Configuration de l'authentificateur FIDO
Configurez l'authentification FIDO (Fast ID Online) dans un domaine d'identité IAM afin que les utilisateurs puissent s'authentifier à l'aide d'un appareil d'authentification externe comme YubiKey, ou d'un appareil interne comme Windows Hello ou Mac Touch ID.
- Ouvrez le menu de navigation et sélectionnez Identité et sécurité. Sous Identité, sélectionnez Domaines.
- Sélectionnez le nom du domaine d'identité dans lequel vous souhaitez travailler. Il est possible que vous deviez changer de compartiment pour trouver le domaine souhaité.
- Sur la page de détails du domaine, sélectionnez Authentification.
- Sur la page Authentification, dans la ligne Authentificateur de clé de passe FIDO (Fast ID Online), sélectionnez Modifier.
-
Configurez les paramètres d'authentificateur FIDO:
- Délai d'expiration (millisecondes) : durée pendant laquelle l'utilisateur doit agir. Si l'utilisateur n'agit pas pendant cette période, l'authentification échoue. La valeur par défaut est de 60 000 millisecondes (6 secondes).
-
Attestation : Il s'agit d'une paire de clés qui appartient à l'appareil et qui est affectée pendant la fabrication. Il est spécifique au modèle d'appareil et utilisé lorsque l'appareil est enregistré pour prouver le modèle spécifique.
- Aucun : indique que la partie réceptrice n'est pas intéressée par l'attestation d'authentificateur.
- Indirect : indique que la partie réceptrice autorise les données d'attestation anonymisées.

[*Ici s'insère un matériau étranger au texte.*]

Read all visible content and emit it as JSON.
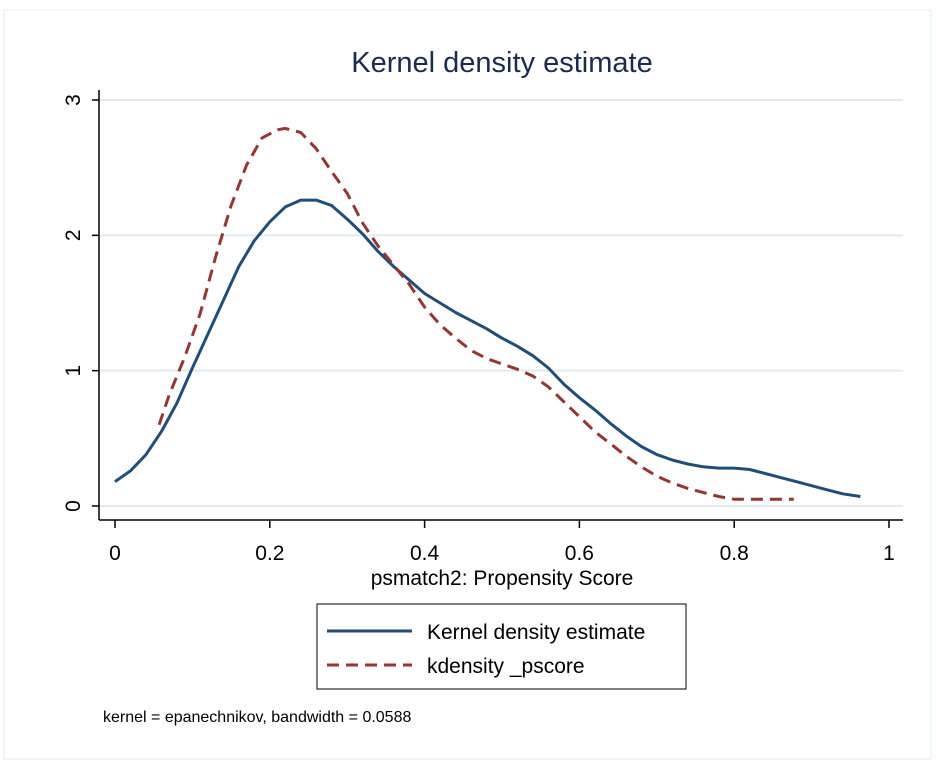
{
  "chart_data": {
    "type": "line",
    "title": "Kernel density estimate",
    "xlabel": "psmatch2: Propensity Score",
    "ylabel": "",
    "xlim": [
      0,
      1
    ],
    "ylim": [
      0,
      3
    ],
    "xticks": [
      0,
      0.2,
      0.4,
      0.6,
      0.8,
      1
    ],
    "xtick_labels": [
      "0",
      "0.2",
      "0.4",
      "0.6",
      "0.8",
      "1"
    ],
    "yticks": [
      0,
      1,
      2,
      3
    ],
    "ytick_labels": [
      "0",
      "1",
      "2",
      "3"
    ],
    "grid": true,
    "legend_position": "bottom",
    "note": "kernel = epanechnikov, bandwidth = 0.0588",
    "series": [
      {
        "name": "Kernel density estimate",
        "color": "#1f4e79",
        "style": "solid",
        "x": [
          0.0,
          0.02,
          0.04,
          0.06,
          0.08,
          0.1,
          0.12,
          0.14,
          0.16,
          0.18,
          0.2,
          0.22,
          0.24,
          0.26,
          0.28,
          0.3,
          0.32,
          0.34,
          0.36,
          0.38,
          0.4,
          0.42,
          0.44,
          0.46,
          0.48,
          0.5,
          0.52,
          0.54,
          0.56,
          0.58,
          0.6,
          0.62,
          0.64,
          0.66,
          0.68,
          0.7,
          0.72,
          0.74,
          0.76,
          0.78,
          0.8,
          0.82,
          0.84,
          0.86,
          0.88,
          0.9,
          0.92,
          0.94,
          0.963
        ],
        "y": [
          0.18,
          0.26,
          0.38,
          0.55,
          0.76,
          1.02,
          1.27,
          1.52,
          1.77,
          1.96,
          2.1,
          2.21,
          2.26,
          2.26,
          2.22,
          2.12,
          2.01,
          1.88,
          1.77,
          1.67,
          1.57,
          1.5,
          1.43,
          1.37,
          1.31,
          1.24,
          1.18,
          1.11,
          1.02,
          0.9,
          0.8,
          0.71,
          0.61,
          0.52,
          0.44,
          0.38,
          0.34,
          0.31,
          0.29,
          0.28,
          0.28,
          0.27,
          0.24,
          0.21,
          0.18,
          0.15,
          0.12,
          0.09,
          0.07
        ]
      },
      {
        "name": "kdensity _pscore",
        "color": "#943634",
        "style": "dashed",
        "x": [
          0.057,
          0.07,
          0.09,
          0.11,
          0.13,
          0.15,
          0.17,
          0.19,
          0.21,
          0.22,
          0.24,
          0.26,
          0.28,
          0.3,
          0.32,
          0.34,
          0.36,
          0.38,
          0.4,
          0.42,
          0.44,
          0.46,
          0.48,
          0.5,
          0.52,
          0.54,
          0.56,
          0.58,
          0.6,
          0.62,
          0.64,
          0.66,
          0.68,
          0.7,
          0.72,
          0.74,
          0.76,
          0.78,
          0.8,
          0.82,
          0.84,
          0.86,
          0.877
        ],
        "y": [
          0.6,
          0.82,
          1.1,
          1.42,
          1.84,
          2.22,
          2.52,
          2.72,
          2.78,
          2.79,
          2.76,
          2.64,
          2.47,
          2.31,
          2.09,
          1.92,
          1.78,
          1.64,
          1.47,
          1.34,
          1.24,
          1.15,
          1.09,
          1.05,
          1.01,
          0.96,
          0.88,
          0.77,
          0.66,
          0.55,
          0.46,
          0.37,
          0.29,
          0.22,
          0.17,
          0.13,
          0.1,
          0.07,
          0.05,
          0.05,
          0.05,
          0.05,
          0.05
        ]
      }
    ]
  }
}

- Direct : indique que la partie réceptrice souhaite recevoir les données d'attestation de l'authentificateur.
-
Sélection d'authentificateur - Attachement : contrôle le type d'authentificateur auquel un utilisateur s'inscrit.
- Plate-forme : sélectionnez cette option pour utiliser Windows Hello et Mac Touch ID.
- Cross-Platform : sélectionnez cette option pour utiliser un authentificateur interplate-forme tel qu'une YubiKey.
- Les deux : il s'agit de la valeurs par défaut.
-
Clé résidente de sélection d'authentificateur : détermine si la prise en charge d'une clé résidente est activée et comment.
- Aucun : (valeur par défaut) indique que la clé privée est cryptée et stockée sur le serveur.
- Obligatoire : indique que la partie réceptrice requiert des informations d'identification repérables côté client et qu'elle est prête à recevoir une erreur si aucune information d'identification repérable côté client ne peut être créée.
- Préféré : indique que la partie réceptrice préfère créer des données d'identification repérables côté client, mais qu'elle acceptera des données d'identification repérables côté serveur.
- Déconseillé : indique que la partie réceptrice préfère créer des données d'identification côté serveur, mais qu'elle acceptera des données d'identification repérables côté client.
-
Sélection d'authentificateur - vérification utilisateur : exigences de la partie réceptive concernant l'inscription lors de la vérification utilisateur.
- Obligatoire : indique que la partie réceptrice requiert une vérification de l'utilisateur pour l'opération ou que l'opération échoue.
- Préféré : (valeur par défaut) indique que la partie réceptrice préfère la vérification par l'utilisateur pour l'opération si possible.
- Déconseillé : indique que la partie réceptrice ne veut pas que la vérification de l'utilisateur soit utilisée pendant l'opération.
- Types de clé publique : algorithme cryptographique utilisé pour générer une paire de clés publiques lors de l'enregistrement. IAM certifie uniquement ES256 (par défaut), RS1 et RS256.
- Exclure les informations d'identification : (désactivé par défaut). Utilisé par les parties réceptrices afin de limiter la création de plusieurs informations d'identification pour le même compte sur un authentificateur unique.
- Sélectionnez Enregistrer les modifications.
- Confirmez les modifications lorsque vous y êtes invité.